= Esther Rothstein =

American lawyer (1913–1998)

Esther Ruth Rothstein (1913– December 2, 1998) was an American lawyer. Upon graduating from the Chicago-Kent College of Law, she became a founding member and president of the Women’ Bar Association Foundation, the first female president of the Chicago Bar Association and the first female director of the Illinois Bell Telephone Company branch.

==Early life and education==
Rothstein was born in Milwaukee, Wisconsin in 1913 to parents Adolph Rothstein and Frieda Zucker Rothstein. She attended Marquette University for her Bachelor of Arts degree and earned a position as a legal secretary for several years before deciding to enrol in law school. With the approval and encouragement of the partners at McCarthy and Levin, she attended the Chicago-Kent College of Law at night while continuing to work as a secretary. She graduated as one of two women in her class and gained admission to the bar in 1950. She continued working at her old law firm and was named a partner at McCarthy and Levin in 1955.

==Career==
Rothstein began to stem out of McCarthy and Levin in the 1960s, becoming a founding member and president of the Women's Bar Association of Illinois in 1961. She later played a role as Chairman of the Women's Bar Foundation's Bartelme Committee which was in charge of awarding scholarships to women law students. A few years later, Rothstein was elected secretary of the advisory board of her alma mater, Chicago-Kent College of Law. As a result of her legal experience, Rothstein became the first female elected president of the Chicago Bar Association, which she served for one year after working as vice president. She chose to leave her position in 1978 to become the first female director of the Bell Telephone Company's board because "women have made great strides in the professions, but they have largely been neglected by boards of major corporations." It would not be until 14 years later when another female would be elected president of the Chicago Bar Association.

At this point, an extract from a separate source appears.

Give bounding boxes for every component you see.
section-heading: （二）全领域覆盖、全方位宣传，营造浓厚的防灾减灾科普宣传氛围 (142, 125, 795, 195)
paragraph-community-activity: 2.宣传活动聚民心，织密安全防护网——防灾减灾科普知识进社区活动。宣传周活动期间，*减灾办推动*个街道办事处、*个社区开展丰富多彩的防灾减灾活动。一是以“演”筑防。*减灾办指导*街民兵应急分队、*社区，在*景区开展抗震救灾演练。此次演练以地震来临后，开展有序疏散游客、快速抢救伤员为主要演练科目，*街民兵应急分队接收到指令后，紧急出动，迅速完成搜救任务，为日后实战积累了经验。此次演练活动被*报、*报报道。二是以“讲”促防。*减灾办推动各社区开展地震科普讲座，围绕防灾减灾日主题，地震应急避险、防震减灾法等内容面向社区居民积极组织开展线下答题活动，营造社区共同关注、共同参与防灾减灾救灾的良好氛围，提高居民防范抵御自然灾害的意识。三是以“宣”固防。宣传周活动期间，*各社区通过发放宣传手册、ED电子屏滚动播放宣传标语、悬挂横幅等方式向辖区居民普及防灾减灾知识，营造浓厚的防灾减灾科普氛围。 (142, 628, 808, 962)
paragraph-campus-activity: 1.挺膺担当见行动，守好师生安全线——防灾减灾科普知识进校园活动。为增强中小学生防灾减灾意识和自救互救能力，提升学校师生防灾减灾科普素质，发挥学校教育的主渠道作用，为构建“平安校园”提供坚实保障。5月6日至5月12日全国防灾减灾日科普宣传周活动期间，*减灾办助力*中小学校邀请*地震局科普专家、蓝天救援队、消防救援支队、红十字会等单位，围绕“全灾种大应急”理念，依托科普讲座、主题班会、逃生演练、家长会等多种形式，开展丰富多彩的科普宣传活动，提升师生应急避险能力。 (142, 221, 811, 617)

From 1985 until 1987, she returned to the Chicago Bar to serve as president of the Chicago Bar Foundation while also co-founding and presiding over the Women's Bar Association of Illinois Foundation. After earning an induction into the Chicago Women's Hall of Fame, Rothstein became president of the Illinois Humane Society.

As a result of her activism and legal work, Rothstein received numerous awards including the ABA's Margaret Brent Women Lawyers of Achievement Award, the Chicago Legal Services Foundation Distinguished Service Award and Laureate Award from the Illinois State Bar association. Rothstein died on December 2, 1998, in her home in Chicago.